Strauss chairs the England and Wales Cricket Board’s performance cricket committee, which is conducting research before producing a proposed pathway to global dominance in time for any necessary restructuring of the domestic calendar to be voted on this year and implemented in 2023.
Along with a number of figures within the game, the committee has reached out to notable figures in other sports.
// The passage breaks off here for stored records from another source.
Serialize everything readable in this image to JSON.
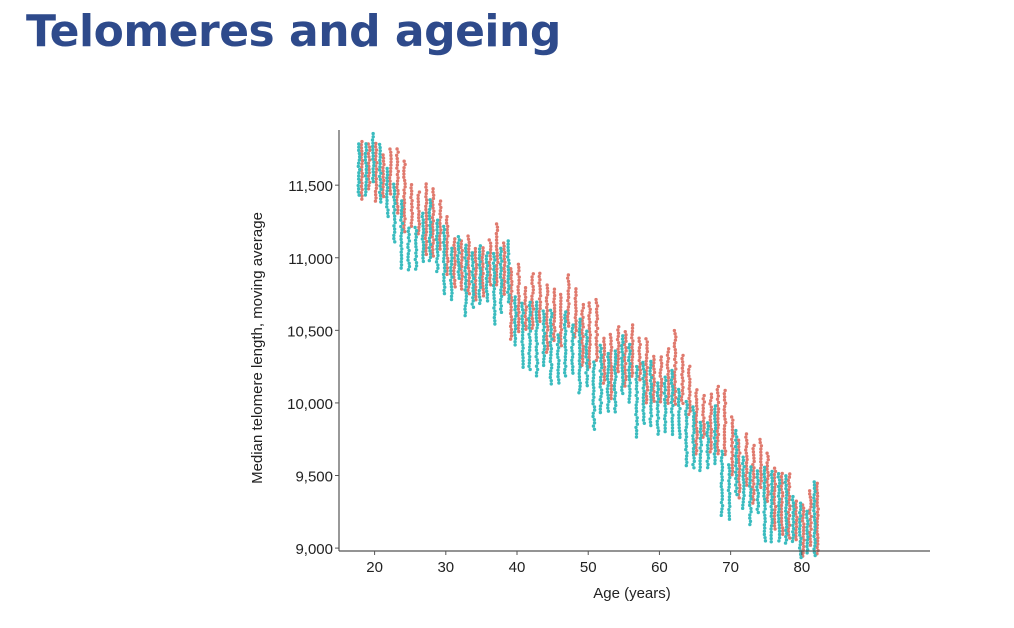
{
  "slide": {
    "title": "Telomeres and ageing"
  },
  "chart_data": {
    "type": "scatter",
    "title": "",
    "xlabel": "Age (years)",
    "ylabel": "Median telomere length, moving average",
    "xlim": [
      15,
      98
    ],
    "ylim": [
      8980,
      11880
    ],
    "xticks": [
      20,
      30,
      40,
      50,
      60,
      70,
      80
    ],
    "xtick_labels": [
      "20",
      "30",
      "40",
      "50",
      "60",
      "70",
      "80"
    ],
    "yticks": [
      9000,
      9500,
      10000,
      10500,
      11000,
      11500
    ],
    "ytick_labels": [
      "9,000",
      "9,500",
      "10,000",
      "10,500",
      "11,000",
      "11,500"
    ],
    "grid": false,
    "legend": "none",
    "colors": {
      "series_a": "#e07a6e",
      "series_b": "#3bbcbf",
      "axis": "#555555",
      "title": "#2e4a8b"
    },
    "series": [
      {
        "color": "#e07a6e",
        "points": [
          [
            18,
            11600
          ],
          [
            19,
            11620
          ],
          [
            20,
            11580
          ],
          [
            21,
            11560
          ],
          [
            22,
            11590
          ],
          [
            23,
            11520
          ],
          [
            24,
            11420
          ],
          [
            25,
            11350
          ],
          [
            26,
            11300
          ],
          [
            27,
            11260
          ],
          [
            28,
            11240
          ],
          [
            29,
            11220
          ],
          [
            30,
            11080
          ],
          [
            31,
            10960
          ],
          [
            32,
            10940
          ],
          [
            33,
            10940
          ],
          [
            34,
            10880
          ],
          [
            35,
            10900
          ],
          [
            36,
            10960
          ],
          [
            37,
            11020
          ],
          [
            38,
            10920
          ],
          [
            39,
            10680
          ],
          [
            40,
            10720
          ],
          [
            41,
            10640
          ],
          [
            42,
            10700
          ],
          [
            43,
            10720
          ],
          [
            44,
            10580
          ],
          [
            45,
            10600
          ],
          [
            46,
            10560
          ],
          [
            47,
            10700
          ],
          [
            48,
            10620
          ],
          [
            49,
            10460
          ],
          [
            50,
            10460
          ],
          [
            51,
            10500
          ],
          [
            52,
            10280
          ],
          [
            53,
            10240
          ],
          [
            54,
            10360
          ],
          [
            55,
            10300
          ],
          [
            56,
            10360
          ],
          [
            57,
            10300
          ],
          [
            58,
            10220
          ],
          [
            59,
            10160
          ],
          [
            60,
            10160
          ],
          [
            61,
            10180
          ],
          [
            62,
            10240
          ],
          [
            63,
            10160
          ],
          [
            64,
            10080
          ],
          [
            65,
            9860
          ],
          [
            66,
            9900
          ],
          [
            67,
            9860
          ],
          [
            68,
            9880
          ],
          [
            69,
            9860
          ],
          [
            70,
            9700
          ],
          [
            71,
            9540
          ],
          [
            72,
            9600
          ],
          [
            73,
            9500
          ],
          [
            74,
            9580
          ],
          [
            75,
            9480
          ],
          [
            76,
            9340
          ],
          [
            77,
            9300
          ],
          [
            78,
            9280
          ],
          [
            79,
            9180
          ],
          [
            80,
            9120
          ],
          [
            81,
            9200
          ],
          [
            82,
            9200
          ]
        ]
      },
      {
        "color": "#3bbcbf",
        "points": [
          [
            18,
            11600
          ],
          [
            19,
            11600
          ],
          [
            20,
            11680
          ],
          [
            21,
            11580
          ],
          [
            22,
            11440
          ],
          [
            23,
            11300
          ],
          [
            24,
            11150
          ],
          [
            25,
            11060
          ],
          [
            26,
            11060
          ],
          [
            27,
            11140
          ],
          [
            28,
            11180
          ],
          [
            29,
            11080
          ],
          [
            30,
            10980
          ],
          [
            31,
            10880
          ],
          [
            32,
            11000
          ],
          [
            33,
            10840
          ],
          [
            34,
            10840
          ],
          [
            35,
            10880
          ],
          [
            36,
            10860
          ],
          [
            37,
            10780
          ],
          [
            38,
            10840
          ],
          [
            39,
            10900
          ],
          [
            40,
            10560
          ],
          [
            41,
            10460
          ],
          [
            42,
            10460
          ],
          [
            43,
            10440
          ],
          [
            44,
            10440
          ],
          [
            45,
            10380
          ],
          [
            46,
            10300
          ],
          [
            47,
            10400
          ],
          [
            48,
            10360
          ],
          [
            49,
            10320
          ],
          [
            50,
            10300
          ],
          [
            51,
            10040
          ],
          [
            52,
            10160
          ],
          [
            53,
            10140
          ],
          [
            54,
            10140
          ],
          [
            55,
            10260
          ],
          [
            56,
            10200
          ],
          [
            57,
            10000
          ],
          [
            58,
            10060
          ],
          [
            59,
            10060
          ],
          [
            60,
            9960
          ],
          [
            61,
            9980
          ],
          [
            62,
            10000
          ],
          [
            63,
            9920
          ],
          [
            64,
            9780
          ],
          [
            65,
            9760
          ],
          [
            66,
            9700
          ],
          [
            67,
            9700
          ],
          [
            68,
            9780
          ],
          [
            69,
            9440
          ],
          [
            70,
            9380
          ],
          [
            71,
            9580
          ],
          [
            72,
            9440
          ],
          [
            73,
            9360
          ],
          [
            74,
            9380
          ],
          [
            75,
            9300
          ],
          [
            76,
            9280
          ],
          [
            77,
            9280
          ],
          [
            78,
            9260
          ],
          [
            79,
            9200
          ],
          [
            80,
            9120
          ],
          [
            81,
            9100
          ],
          [
            82,
            9200
          ]
        ]
      }
    ]
  }
}
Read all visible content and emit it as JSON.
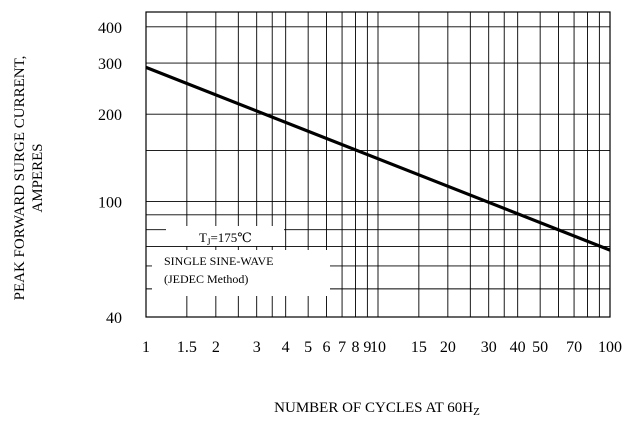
{
  "chart_data": {
    "type": "line",
    "title": "",
    "xlabel": {
      "main": "NUMBER OF CYCLES AT 60H",
      "sub": "Z"
    },
    "ylabel": [
      "PEAK FORWARD SURGE CURRENT,",
      "AMPERES"
    ],
    "xscale": "log",
    "yscale": "log",
    "xlim": [
      1,
      100
    ],
    "ylim": [
      40,
      450
    ],
    "grid": true,
    "x_ticks": [
      {
        "value": 1,
        "label": "1"
      },
      {
        "value": 1.5,
        "label": "1.5"
      },
      {
        "value": 2,
        "label": "2"
      },
      {
        "value": 3,
        "label": "3"
      },
      {
        "value": 4,
        "label": "4"
      },
      {
        "value": 5,
        "label": "5"
      },
      {
        "value": 6,
        "label": "6"
      },
      {
        "value": 7,
        "label": "7"
      },
      {
        "value": 8,
        "label": "8"
      },
      {
        "value": 9,
        "label": "9"
      },
      {
        "value": 10,
        "label": "10"
      },
      {
        "value": 15,
        "label": "15"
      },
      {
        "value": 20,
        "label": "20"
      },
      {
        "value": 30,
        "label": "30"
      },
      {
        "value": 40,
        "label": "40"
      },
      {
        "value": 50,
        "label": "50"
      },
      {
        "value": 70,
        "label": "70"
      },
      {
        "value": 100,
        "label": "100"
      }
    ],
    "y_ticks": [
      {
        "value": 40,
        "label": "40"
      },
      {
        "value": 100,
        "label": "100"
      },
      {
        "value": 200,
        "label": "200"
      },
      {
        "value": 300,
        "label": "300"
      },
      {
        "value": 400,
        "label": "400"
      }
    ],
    "x_grid": [
      1,
      1.5,
      2,
      2.5,
      3,
      3.5,
      4,
      5,
      6,
      7,
      8,
      9,
      10,
      15,
      20,
      25,
      30,
      35,
      40,
      50,
      60,
      70,
      80,
      90,
      100
    ],
    "y_grid": [
      40,
      50,
      60,
      70,
      80,
      90,
      100,
      150,
      200,
      300,
      400,
      450
    ],
    "series": [
      {
        "x": [
          1,
          100
        ],
        "y": [
          290,
          68
        ]
      }
    ],
    "annotations": {
      "tj_main": "T",
      "tj_sub": "J",
      "tj_value": "=175℃",
      "method_line1": "SINGLE SINE-WAVE",
      "method_line2": "(JEDEC Method)"
    }
  }
}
Brailsford and Ashworth are the standout names and are joined by Kate Baker, the director of performance at UK Sport, Penny Hughes, former chair of Aston Martin, and Simon Timson, who as well as once leading the England cricket development programme has also had leading roles at UK Sport, the Lawn Tennis Association and British Skeleton and is currently performance director at Manchester City.
“We’ve never had a set of English men’s teams which are the best in the world across all formats at the same time, so whatever we’ve done in the past hasn’t got us to where we want to go,” Strauss wrote on the ECB’s website, promising to “look outwards to see what we can learn from other sports and having an inquisitive nature about what’s worked well elsewhere”.
“Once we have identified a set of high-performance principles, we will take these, along with independent analysis and data, and develop a series of options for discussion with the wider game during the summer,” Strauss added. “I’m very keen to get to a situation where solid proposals are voted on in September, to give time for counties and the England set-up to prepare for the 2023 season and beyond.”
One thing the committee will not be seeking to change is the international schedule that England’s new Test captain, Ben Stokes, recently described as “ridiculous” and “something that definitely needs looking at”, on the grounds that it is not fully under the ECB’s control.
Meanwhile, Derbyshire have signed the 25-year-old Australian all-rounder Hayden Kerr as a replacement for the Sri Lanka seamer Suranga Lakmal, who is out for the season with an elbow injury. “Hayden fits our bill,” said Mickey Arthur, Derbyshire’s head coach. “He’s a left-arm fast bowler who can bowl at the death as well, and gives it a good whack with the bat.”